L’Europe et la France détournent les yeux, tandis que le gouvernement américain d’Obama, convoque l’ambassadeur tunisien à Washington pour lui demander des comptes. La France et l’Europe sont dans m’embarra, car la Tunisie était jusqu’à présent promu comme modèle économique pour le Maghreb, récompensée par une inclusion dans la sphère de libre-échange, bon partenaire pour lutter contre l’immigration et le terrorisme. L’autoritarisme du pays aux mains de Ben Ali, permettait de donner des gages de stabilité aux investisseurs extérieurs…
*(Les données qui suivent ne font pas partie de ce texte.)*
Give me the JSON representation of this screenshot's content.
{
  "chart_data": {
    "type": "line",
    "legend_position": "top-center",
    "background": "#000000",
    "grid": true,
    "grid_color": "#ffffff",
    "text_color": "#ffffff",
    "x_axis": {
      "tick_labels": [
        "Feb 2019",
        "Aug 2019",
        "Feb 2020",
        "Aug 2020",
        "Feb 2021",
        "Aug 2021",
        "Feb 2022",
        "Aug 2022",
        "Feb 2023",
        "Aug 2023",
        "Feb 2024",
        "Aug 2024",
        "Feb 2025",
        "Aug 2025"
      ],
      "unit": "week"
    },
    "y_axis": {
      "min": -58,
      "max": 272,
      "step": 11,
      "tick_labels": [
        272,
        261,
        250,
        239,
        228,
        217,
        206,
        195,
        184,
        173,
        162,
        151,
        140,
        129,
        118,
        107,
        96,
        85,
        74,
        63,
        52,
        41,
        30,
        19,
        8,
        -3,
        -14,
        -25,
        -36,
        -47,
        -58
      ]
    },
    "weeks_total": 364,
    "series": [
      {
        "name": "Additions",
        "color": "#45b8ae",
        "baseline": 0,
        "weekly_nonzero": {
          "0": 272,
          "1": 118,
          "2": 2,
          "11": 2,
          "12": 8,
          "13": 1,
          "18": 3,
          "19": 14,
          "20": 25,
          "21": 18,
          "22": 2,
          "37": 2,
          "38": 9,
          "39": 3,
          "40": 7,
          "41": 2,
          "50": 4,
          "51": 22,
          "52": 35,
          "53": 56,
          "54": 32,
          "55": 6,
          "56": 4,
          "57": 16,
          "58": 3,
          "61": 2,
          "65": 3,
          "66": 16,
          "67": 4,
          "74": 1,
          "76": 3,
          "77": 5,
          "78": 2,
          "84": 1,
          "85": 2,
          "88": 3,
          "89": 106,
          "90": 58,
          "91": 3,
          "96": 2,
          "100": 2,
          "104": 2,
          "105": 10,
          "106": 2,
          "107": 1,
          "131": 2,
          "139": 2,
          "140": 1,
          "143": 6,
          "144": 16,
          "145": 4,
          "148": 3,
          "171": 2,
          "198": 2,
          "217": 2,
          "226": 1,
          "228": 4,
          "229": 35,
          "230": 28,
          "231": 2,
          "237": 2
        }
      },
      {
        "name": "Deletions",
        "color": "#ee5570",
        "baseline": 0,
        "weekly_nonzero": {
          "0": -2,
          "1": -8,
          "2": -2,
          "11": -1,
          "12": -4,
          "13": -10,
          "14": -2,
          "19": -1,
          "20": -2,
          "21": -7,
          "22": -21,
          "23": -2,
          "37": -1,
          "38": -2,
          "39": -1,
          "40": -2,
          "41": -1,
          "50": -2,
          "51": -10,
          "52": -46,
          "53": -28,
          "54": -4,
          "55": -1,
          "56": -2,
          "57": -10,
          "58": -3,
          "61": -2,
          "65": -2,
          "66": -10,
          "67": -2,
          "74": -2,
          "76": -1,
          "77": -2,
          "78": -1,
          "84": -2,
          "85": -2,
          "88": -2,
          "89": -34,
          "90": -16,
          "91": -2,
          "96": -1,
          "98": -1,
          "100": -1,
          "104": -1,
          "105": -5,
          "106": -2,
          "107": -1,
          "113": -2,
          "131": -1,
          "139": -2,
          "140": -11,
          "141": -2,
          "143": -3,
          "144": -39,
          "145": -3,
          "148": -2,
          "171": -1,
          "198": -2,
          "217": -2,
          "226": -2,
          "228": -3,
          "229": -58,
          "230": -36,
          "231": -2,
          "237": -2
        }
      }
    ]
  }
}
Ainsi, à l’automne 2009, l’on pouvait entendre l’ancien ministre UMP, député membre du groupe parlementaire d’amitié franco-tunisienne, Eric Raoult, calé son discours sur la rhétorique officielle du régime de Ben Ali. Pour l’UMP Eric Raoult, la liberté d’expression n’est pas adaptée à la Tunisie, au nom de la stabilité économique... Revoir ce reportage, c’est entendre la position officieuse de la diplomatie française – du gouvernement et du parlement - à l’endroit de la soft-dictature tunisienne. Laissez faire pour faire des affaires… Les valeurs démocratiques ne sont malheureusement pas quottées en bourse et s’accommodent mal à la sauce bakchich…


 

 

 

L’Europe et la France ne peuvent rester muettes face à la révolte de la jeunesse du Maghreb (Tunisie et Algérie en ce moment). Les chiffres sont têtus et nous devons tenir compte de la pression démographique qui sera toujours plus forte que les régimes autoritaires. Cette jeunesse a besoin d’un espoir pour son avenir. Nous devons de toute urgence demander à Ben Ali de lever le pied sur la répression.

 

L’Europe doit rappeler le pouvoir tunisien à ses devoirs, car le contrat d’association liant l’Union Européenne à la Tunisie prévoit dans son article 98 le respect des Droits de l’Homme. Il faut faire respecter la clause de progrès démocratique dans le partenariat, être intransigeants sur la corruption. Sinon, cette jeunesse finira par déborder, dans la révolte sociale, le terrorisme ou encore l’extrémisme religieux, une autre partie préférant l’immigration. Nous devons arrêter de soutenir sans conditions l’autoritarisme des pouvoirs en place au nom d’une vaine stabilité, car ce soutien mène à l’explosion sur la rive sud de la méditerranée. Les évènements de ce début janvier 2011 doivent être entendus comme des alertes. Ces bouffées de révolte doivent nous inciter à revoir notre politique euro-(franco)-méditerranéenne.